Causal Loops
Bernardo Pacquing
Silverlens, Manila
About
Causal Loops is a collection of paintings, mixed media collages, and sculptures by Bernardo Pacquing, opening at Silverlens Gallery Manila on 11 June 2024. The solo exhibition emphasizes the artist's ongoing studies in the form and process of abstraction through his interest in the layering of time and ruins.
Pacquing has made a name for his expansive and pared-down canvases centered on essential visual elements such as geometric forms and muted colors. His work incorporates elements of found objects to make abstract compositions. They have been referred to as "ugly" or "messy" abstractions because of their digressions on expectations with their gritty, seemingly unpolished textures inspired by the visual information absorbed from a childhood growing up in Sampaloc, Manila. It is what philosopher Bernard Bosenquet calls a "difficult beauty," referring to the kind that is not immediately apparent to the senses and requires the challenge of patience and time to perceive.
For this show, the difficult beauties composed of various mediums represent the strands of Pacquing's art practice. They share a fascination with the traces of things and repetition. The artist talked about his dismay when long-standing structures are torn down without any second thought about reuse or renovation. In the two large canvas works that dominate the show called What I Have Learned From My Paintings and The Lottery of Birth, Pacquing takes the forms that defined his early work and runs with it by increasing the momentum of activity happening within the frame of the canvas.
There is a mastery of technique evident in What I Have Learned From My Paintings, which sees him taking a long rope and imposing a biomorphic composition for its shape. At its center is a strip of scattered cement and wooden blocks that look like charcoal. The Lottery of Birth, a work spanning the length of five panels, is overloaded with forms and shapes as if you were looking at the aftermath of an explosion.
Everything moves so fast in life that the collected works in the show seem slow in comparison as if relishing a sense of time contained within the space and form of the composition. The smaller works found in Brown Study and White Noise, made of flattened cardboard boxes and salvaged wooden tiles, respectively, are composed in unexpected iterations. These are objects thrown out and considered invaluable but hold the guise of ruins when encountered in everyday life.
It is the same with the sculptures made of cement bags, cardboard, and scrap wood. Pacquing allows the cement bags to take shape under sunlight and rain until they harden and become unchangeable. Cement is the most utilized material in the world after water, and it has industrial origins and purpose. The artist uses it here for sculpture with austerity and specificity of its pictorial language that it seems it can't be done in any other way.

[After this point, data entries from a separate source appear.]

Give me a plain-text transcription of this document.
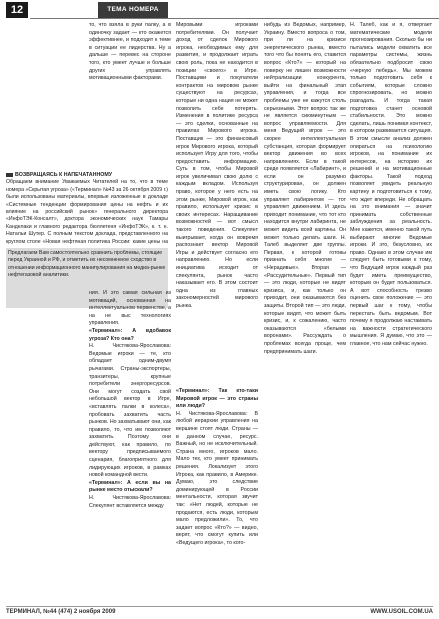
12	ТЕМА НОМЕРА

то, что взяла в руки палку, а в одиночку задает — кто окажется эффективнее, и подходит к теме в ситуации ее лидерства. Ну а дальше — перевес на стороне того, кто умеет лучше и больше других управлять мотивационными факторами.

ВОЗВРАЩАЯСЬ К НАПЕЧАТАННОМУ
Обращаем внимание Уважаемых Читателей на то, что в теме номера «Скрытая угроза» («Терминал» №43 за 26 октября 2009 г.) были использованы материалы, впервые изложенные в докладе «Системные тенденции формирования цены на нефть и их влияние на российский рынок» генерального директора «ИнфоТЭК-Консалт», доктора экономических наук Тамары Канделаки и главного редактора бюллетеня «ИнфоТЭК», к. т. н. Натальи Шутер. С полным текстом доклада, представленного на круглом столе «Новая нефтяная политика России: какие цены на
Предлагаем Вам самостоятельно сравнить проблемы, стоящие перед Украиной и РФ, и отметить их несомненное сходство в отношении информационного манипулирования на медиа-рынке нефтегазовой аналитики.

Мировыми игроками потребителями. Он получает доход от сделок Мирового игрока, необходимых ему для развития, и продолжает играть свою роль, пока не находится в позиции «своего» в Игре. Поставщики и покупатели контрактов на мировом рынке существуют на ресурсах, которые ни одна нация не может позволить себе потерять. Изменения в политике ресурса — это сделки, основанные на правилах Мирового игрока. Поставщик — это финансовый игрок Мирового игрока, который использует Игру для того, чтобы предоставить информацию. Суть в том, чтобы Мировой игрок увеличивал свою долю с каждым вкладом. Используя право, которое у него есть на этом рынке, Мировой игрок, как правило, использует кризис в своих интересах. Наращивание возможностей — вот смысл такого поведения. Спекулянт выигрывает, когда он вовремя распознает вектор Мировой Игры и действует согласно его направлению. Но если инициатива исходит от спекулянта, рынок часто наказывает его. В этом состоит одна из главных закономерностей мирового рынка.

ния. И это самая сильная из мотиваций, основанная на интеллектуальном первенстве, а на не выс технологиях управления.

«Терминал»: А вдобавок угроза? Кто она?

Н. Чистякова-Ярославова: Ведомые игроки — те, кто обладает одним-двумя рычагами. Страны-экспортеры, транзитеры, крупные потребители энергоресурсов. Они могут создать свой небольшой вектор в Игре, «вставлять палки в колеса», пробовать захватить часть рынков. Но захватывают они, как правило, то, что им позволяют захватить. Поэтому они действуют, как правило, по вектору предписываемого сценария, благоприятного для лидирующих игроков, в рамках новой командной вести.

«Терминал»: А если вы на рынке место отыскали?

Н. Чистякова-Ярославова: Спекулянт вставляется между

«Терминал»: Так кто-таки Мировой игрок — это страны или люди?

Н. Чистякова-Ярославова: В любой иерархии управления на вершине стоят люди. Страны — в данном случае, ресурс. Важный, но не исключительный. Страна много, игроков мало. Мало тех, кто умеет принимать решения. Локализует этого Игрока, как правило, в Америке. Думаю, это следствие доминирующей в России ментальности, которая звучит так: «Нет людей, которые не продаются, есть люди, которым мало предложили». То, что задает вопрос «Кто?» — видно, верят, что смогут купить или «Ведущего игрока», то кого-

нибудь из Ведомых, например, Украину. Вместо вопроса о том, при ли на кризисе энергетического рынка, вместо того что бы понять его, ставится вопрос «Кто?» — который на поверку не лишен возможности нейтрализации конкурента, выйти на финальный этап управления, и тогда все проблемы уже не кажутся столь серьезными. Этот вопрос так же не является сиюминутным — вопрос управляемости. Для меня Ведущий игрок — это скорее интеллектуальная субстанция, которая формирует вектор движения во всех направлениях. Если в такой среде появляется «Лабиринт», и если он разумно структурирован, он должен иметь свою логику. Кто управляет лабиринтом — тот управляет движением. И здесь приходит понимание, что тот кто находится внутри лабиринта, не может видеть всей картины. Он может только делать шаги. Н. Талеб выделяет две группы. Первая, к которой готовы признать себя многие — «Нерадивые». Вторая — «Рассудительные». Первый тип — это люди, которые не видят кризиса, и, как только он приходит, они оказываются без защиты. Второй тип — это люди, которые видят, что может быть кризис, и, к сожалению, часто оказываются «белыми воронами». Рассуждать о проблемах всегда проще, чем предпринимать шаги.

Н. Талеб, как и я, отвергает математические модели прогнозирования. Сколько бы ни пытались модели охватить все параметры системы, жизнь обязательно подбросит свою «черную лебедь». Мы можем только подготовить себя к событиям, которые сложно спрогнозировать, но можно разгадать. И тогда такая подготовка станет основой стабильности. Это можно сделать, лишь понимая контекст, в котором развивается ситуация. В этом смысле анализ должен опираться на психологию игроков, на понимание их интересов, на историю их решений и на мотивационные факторы. Такой подход позволяет увидеть реальную картину и подготовиться к тому, что ждет впереди. Не обращать на это внимания — значит принимать собственные заблуждения за реальность. Мне кажется, именно такой путь выбирают многие Ведомые игроки. И это, безусловно, их право. Однако в этом случае им следует быть готовыми к тому, что Ведущий игрок каждый раз будет иметь преимущество, которым он будет пользоваться. А вот способность трезво оценить свое положение — это первый шаг к тому, чтобы перестать быть ведомым. Вот почему я продолжаю настаивать на важности стратегического мышления. Я думаю, что это — главное, что нам сейчас нужно.

ТЕРМИНАЛ, №44 (474) 2 ноября 2009	WWW.USOIL.COM.UA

Pacquing's first artist monograph, Everyday Materials, which charts his growth as an artist, is published by ArtAsiaPacific. The book features key works representing Pacquing’s art practice from the 1990s until today. It reflects on the narrative of the artist’s growth to maturity through in-depth essays written by David Elliott, Gary-Ross Pastrana, Josephine V. Roque, and Russell Storer.
Causal Loops will be shown at Silverlens Manila from 11 June to 13 July 2024.
– Josephine V. Roque
Bernardo Pacquing (b. 1967, Tarlac, Philippines; lives and works in Parañaque City, Philippines and Singapore) is an artist broadening the expressive possibilities of abstraction in painting and sculpture. Incorporating diverse found objects that challenge conventional perceptions of aesthetic representation, form, and value, his work displaces the idea of unequivocal forms, introducing possibilities for the coexistence of affirmations and denials.
He was twice awarded the Grand Prize for the Art Association of the Philippines Open Art Competition (Painting, Non-Representation) in 1992 and 1999. He is also a recipient of the Cultural Center of the Philippines Thirteen Artists Award in 2000, an award given to exemplary artists in the field of contemporary visual art. Pacquing received a Freeman Fellowship Grant for a residency at the Vermont Studio Center in the United States.